BC, Riga, 29.01.2016.Print version
As KVV Liepajas Metalurgs metallurgical company had missed a payment of EUR 2.7 million that was due to the Latvian state in late 2015, the Treasury has started drawing on the collateral, LNT commercial television reported on Thursday (January 28th) evening, informs LETA.

The steel plant tried to negotiate an extension of the payment deadline but failed to meet the conditions set by the government for debt rescheduling. Therefore the Treasury started drawing on the collateral provided by KVV Liepajas Metalurgs.
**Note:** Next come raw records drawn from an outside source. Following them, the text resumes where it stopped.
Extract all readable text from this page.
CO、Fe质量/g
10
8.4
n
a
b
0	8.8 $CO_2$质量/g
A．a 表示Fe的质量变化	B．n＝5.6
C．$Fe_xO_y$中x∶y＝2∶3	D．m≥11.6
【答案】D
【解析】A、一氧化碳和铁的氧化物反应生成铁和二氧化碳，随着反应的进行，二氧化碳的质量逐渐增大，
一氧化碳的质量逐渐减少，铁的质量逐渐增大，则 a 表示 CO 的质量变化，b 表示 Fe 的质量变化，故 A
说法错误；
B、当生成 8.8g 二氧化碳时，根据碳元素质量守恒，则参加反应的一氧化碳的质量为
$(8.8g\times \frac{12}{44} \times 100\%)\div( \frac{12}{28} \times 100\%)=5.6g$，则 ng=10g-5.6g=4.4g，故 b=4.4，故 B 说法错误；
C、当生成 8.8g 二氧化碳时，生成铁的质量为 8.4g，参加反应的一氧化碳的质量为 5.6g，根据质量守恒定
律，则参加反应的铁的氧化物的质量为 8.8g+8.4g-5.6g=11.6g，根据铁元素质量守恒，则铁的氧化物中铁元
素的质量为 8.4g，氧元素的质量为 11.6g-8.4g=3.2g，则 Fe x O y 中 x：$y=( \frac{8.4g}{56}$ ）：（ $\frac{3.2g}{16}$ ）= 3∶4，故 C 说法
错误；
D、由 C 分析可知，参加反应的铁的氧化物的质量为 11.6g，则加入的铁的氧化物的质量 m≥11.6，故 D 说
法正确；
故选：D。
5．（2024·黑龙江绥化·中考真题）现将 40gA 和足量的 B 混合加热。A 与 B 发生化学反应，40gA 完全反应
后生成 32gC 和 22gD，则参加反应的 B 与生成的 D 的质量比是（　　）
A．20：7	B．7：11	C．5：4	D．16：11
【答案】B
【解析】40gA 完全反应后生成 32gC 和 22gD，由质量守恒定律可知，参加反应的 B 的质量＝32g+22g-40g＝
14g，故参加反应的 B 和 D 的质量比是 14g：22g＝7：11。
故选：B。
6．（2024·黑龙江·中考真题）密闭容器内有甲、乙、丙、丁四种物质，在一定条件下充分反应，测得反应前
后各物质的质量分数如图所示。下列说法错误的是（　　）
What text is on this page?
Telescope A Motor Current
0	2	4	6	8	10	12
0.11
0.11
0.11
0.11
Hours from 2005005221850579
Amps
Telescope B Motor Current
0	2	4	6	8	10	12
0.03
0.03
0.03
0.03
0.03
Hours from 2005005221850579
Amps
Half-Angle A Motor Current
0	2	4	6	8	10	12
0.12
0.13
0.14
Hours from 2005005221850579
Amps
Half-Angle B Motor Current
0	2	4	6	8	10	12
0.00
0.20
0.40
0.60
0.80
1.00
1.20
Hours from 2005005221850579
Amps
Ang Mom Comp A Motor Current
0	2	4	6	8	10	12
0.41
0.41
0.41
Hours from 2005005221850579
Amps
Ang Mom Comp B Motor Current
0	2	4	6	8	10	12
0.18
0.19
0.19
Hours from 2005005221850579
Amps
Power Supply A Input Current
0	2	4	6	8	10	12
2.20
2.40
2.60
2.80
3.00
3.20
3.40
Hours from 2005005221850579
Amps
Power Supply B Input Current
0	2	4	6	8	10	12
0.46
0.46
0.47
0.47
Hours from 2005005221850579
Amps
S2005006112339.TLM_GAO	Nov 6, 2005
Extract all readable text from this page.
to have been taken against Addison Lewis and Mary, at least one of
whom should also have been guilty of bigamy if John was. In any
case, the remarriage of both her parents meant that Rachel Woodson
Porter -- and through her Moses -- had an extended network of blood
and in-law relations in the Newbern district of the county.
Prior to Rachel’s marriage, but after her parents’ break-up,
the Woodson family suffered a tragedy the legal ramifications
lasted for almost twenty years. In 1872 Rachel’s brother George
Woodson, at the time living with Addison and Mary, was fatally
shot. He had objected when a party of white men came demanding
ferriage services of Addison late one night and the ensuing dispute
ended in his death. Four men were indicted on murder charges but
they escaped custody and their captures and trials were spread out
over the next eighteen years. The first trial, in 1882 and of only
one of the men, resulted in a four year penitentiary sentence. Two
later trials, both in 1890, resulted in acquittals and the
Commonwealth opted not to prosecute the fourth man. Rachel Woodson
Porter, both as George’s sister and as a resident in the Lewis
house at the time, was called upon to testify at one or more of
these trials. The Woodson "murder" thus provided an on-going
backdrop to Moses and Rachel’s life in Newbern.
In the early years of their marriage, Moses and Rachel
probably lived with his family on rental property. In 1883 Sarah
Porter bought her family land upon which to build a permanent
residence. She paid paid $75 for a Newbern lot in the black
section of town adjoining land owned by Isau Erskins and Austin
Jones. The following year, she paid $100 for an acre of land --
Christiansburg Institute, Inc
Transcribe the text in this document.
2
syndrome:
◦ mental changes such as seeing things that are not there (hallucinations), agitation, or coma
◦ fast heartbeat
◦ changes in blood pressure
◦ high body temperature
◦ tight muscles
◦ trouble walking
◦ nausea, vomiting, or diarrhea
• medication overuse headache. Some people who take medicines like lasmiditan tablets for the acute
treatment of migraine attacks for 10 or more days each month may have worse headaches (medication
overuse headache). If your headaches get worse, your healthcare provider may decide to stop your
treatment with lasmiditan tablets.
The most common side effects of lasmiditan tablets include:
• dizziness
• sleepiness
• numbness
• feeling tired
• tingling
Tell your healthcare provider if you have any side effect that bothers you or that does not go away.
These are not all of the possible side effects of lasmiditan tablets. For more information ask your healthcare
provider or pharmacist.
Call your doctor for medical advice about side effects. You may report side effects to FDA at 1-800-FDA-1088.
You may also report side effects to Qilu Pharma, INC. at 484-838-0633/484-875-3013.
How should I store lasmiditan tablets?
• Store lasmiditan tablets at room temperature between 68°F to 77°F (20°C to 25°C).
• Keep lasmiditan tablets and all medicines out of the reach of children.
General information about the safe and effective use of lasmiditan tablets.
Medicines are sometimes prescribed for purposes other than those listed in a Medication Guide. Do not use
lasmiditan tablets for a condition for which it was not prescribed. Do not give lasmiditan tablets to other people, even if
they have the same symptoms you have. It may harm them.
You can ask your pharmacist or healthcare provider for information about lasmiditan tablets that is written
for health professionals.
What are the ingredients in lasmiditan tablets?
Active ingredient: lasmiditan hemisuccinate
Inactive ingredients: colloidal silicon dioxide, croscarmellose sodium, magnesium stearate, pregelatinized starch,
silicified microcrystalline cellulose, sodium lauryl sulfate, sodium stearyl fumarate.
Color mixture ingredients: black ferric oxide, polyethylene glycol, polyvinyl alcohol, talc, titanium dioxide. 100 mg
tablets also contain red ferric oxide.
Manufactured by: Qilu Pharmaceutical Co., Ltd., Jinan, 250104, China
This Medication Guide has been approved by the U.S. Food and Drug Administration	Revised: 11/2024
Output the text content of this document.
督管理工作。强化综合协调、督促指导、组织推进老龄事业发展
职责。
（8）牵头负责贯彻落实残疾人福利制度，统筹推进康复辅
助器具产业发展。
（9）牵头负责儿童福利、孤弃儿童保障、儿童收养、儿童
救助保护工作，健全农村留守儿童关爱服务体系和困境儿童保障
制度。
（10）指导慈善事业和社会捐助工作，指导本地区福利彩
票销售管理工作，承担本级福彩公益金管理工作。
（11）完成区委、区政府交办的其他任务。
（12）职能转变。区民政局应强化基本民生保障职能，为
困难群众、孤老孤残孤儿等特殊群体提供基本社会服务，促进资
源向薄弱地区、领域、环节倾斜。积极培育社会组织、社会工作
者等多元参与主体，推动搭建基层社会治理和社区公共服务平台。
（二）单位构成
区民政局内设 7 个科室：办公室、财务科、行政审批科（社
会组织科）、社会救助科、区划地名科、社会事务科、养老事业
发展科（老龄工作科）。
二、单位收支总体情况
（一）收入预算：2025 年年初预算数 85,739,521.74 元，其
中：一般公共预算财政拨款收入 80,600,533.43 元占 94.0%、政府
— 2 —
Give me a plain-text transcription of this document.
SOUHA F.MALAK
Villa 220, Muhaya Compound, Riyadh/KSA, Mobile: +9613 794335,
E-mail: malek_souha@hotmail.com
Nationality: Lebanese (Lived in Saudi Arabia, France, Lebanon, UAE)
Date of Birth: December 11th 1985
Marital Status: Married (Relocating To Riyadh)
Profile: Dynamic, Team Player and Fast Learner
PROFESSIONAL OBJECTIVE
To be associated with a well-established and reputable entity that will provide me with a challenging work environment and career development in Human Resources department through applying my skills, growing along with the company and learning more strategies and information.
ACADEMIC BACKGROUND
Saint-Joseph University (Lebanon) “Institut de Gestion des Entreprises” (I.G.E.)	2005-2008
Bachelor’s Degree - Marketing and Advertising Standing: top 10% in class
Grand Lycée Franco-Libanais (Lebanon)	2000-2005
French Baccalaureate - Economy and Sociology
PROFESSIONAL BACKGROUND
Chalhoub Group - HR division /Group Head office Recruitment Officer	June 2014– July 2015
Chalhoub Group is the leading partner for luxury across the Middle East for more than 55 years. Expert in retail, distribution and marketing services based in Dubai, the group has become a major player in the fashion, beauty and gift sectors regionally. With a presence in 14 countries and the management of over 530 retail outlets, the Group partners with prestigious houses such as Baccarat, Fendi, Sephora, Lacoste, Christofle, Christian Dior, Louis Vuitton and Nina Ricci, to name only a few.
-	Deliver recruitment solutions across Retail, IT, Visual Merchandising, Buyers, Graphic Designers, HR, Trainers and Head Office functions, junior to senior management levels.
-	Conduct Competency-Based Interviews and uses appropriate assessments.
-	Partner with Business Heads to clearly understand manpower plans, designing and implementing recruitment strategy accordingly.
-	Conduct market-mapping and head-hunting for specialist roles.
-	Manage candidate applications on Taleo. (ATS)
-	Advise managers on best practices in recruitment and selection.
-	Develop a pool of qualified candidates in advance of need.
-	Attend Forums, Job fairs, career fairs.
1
In particular, the Treasury invoked a guarantee issued by Russia’s Alfa Bank and valid until late January.

 

Kaspars Abolins, the head of the Treasury, told LNT that the bank, as requested, had paid the full amount of the guarantee and the Treasury had received over EUR 10.7 million on January 26. This covers not only the EUR 2.7 million payment for 2015 but also EUR 7.5 million that the company is to pay to the Treasury this year. The outstanding liabilities of KVV Liepajas Metalurgs to the Latvian state have been reduced accordingly.

 

So far the government has recovered one-fifth of the amount it had paid to Italian bank UniCredit when the steel plant could not repay to UniCredit a state-guaranteed loan.

 

The Treasury continues the talks with KVV Liepajas Metalurgs about changes in the debt repayment schedule. „They did not comply with the old schedule, and we need to negotiate a new schedule,” Abolins said, adding that the government expected constructive proposals and, of course, some help on part of the steel plant’s owner regarding the working capital.

 

KVV Liepajas Metalurgs representatives declined any detailed comments to the LNT television today, saying only that for now they were doing business as usual.

 

KVV Liepajas Metalurgs last year posted EUR 73 million in turnover, while the company's loss reached EUR 8 million.

 

Liepajas Metalurgs metallurgical plant based in the Liepaja port city in south-western Latvia halted production in spring 2013 and was unable to repay a state-guaranteed loan that it had taken from the Italian bank UniCredit. In July 2013 the Treasury paid off the entire loan or EUR 67.465 million from the state budget.

 

Liepajas Metalurgs was declared insolvent and later sold to Ukrainian investors, KVV Group. Liepajas Metalurgs was renamed KVV Liepajas Metalurgs and officially re-opened on March 6, 2015, but soon started having problems again. In late December, 2015, it missed a payment of EUR 2.7 million to the Treasury, one of the installments to be paid to the Latvian government over the next 10 years, and asked the government for a two-year extension of the payment deadline.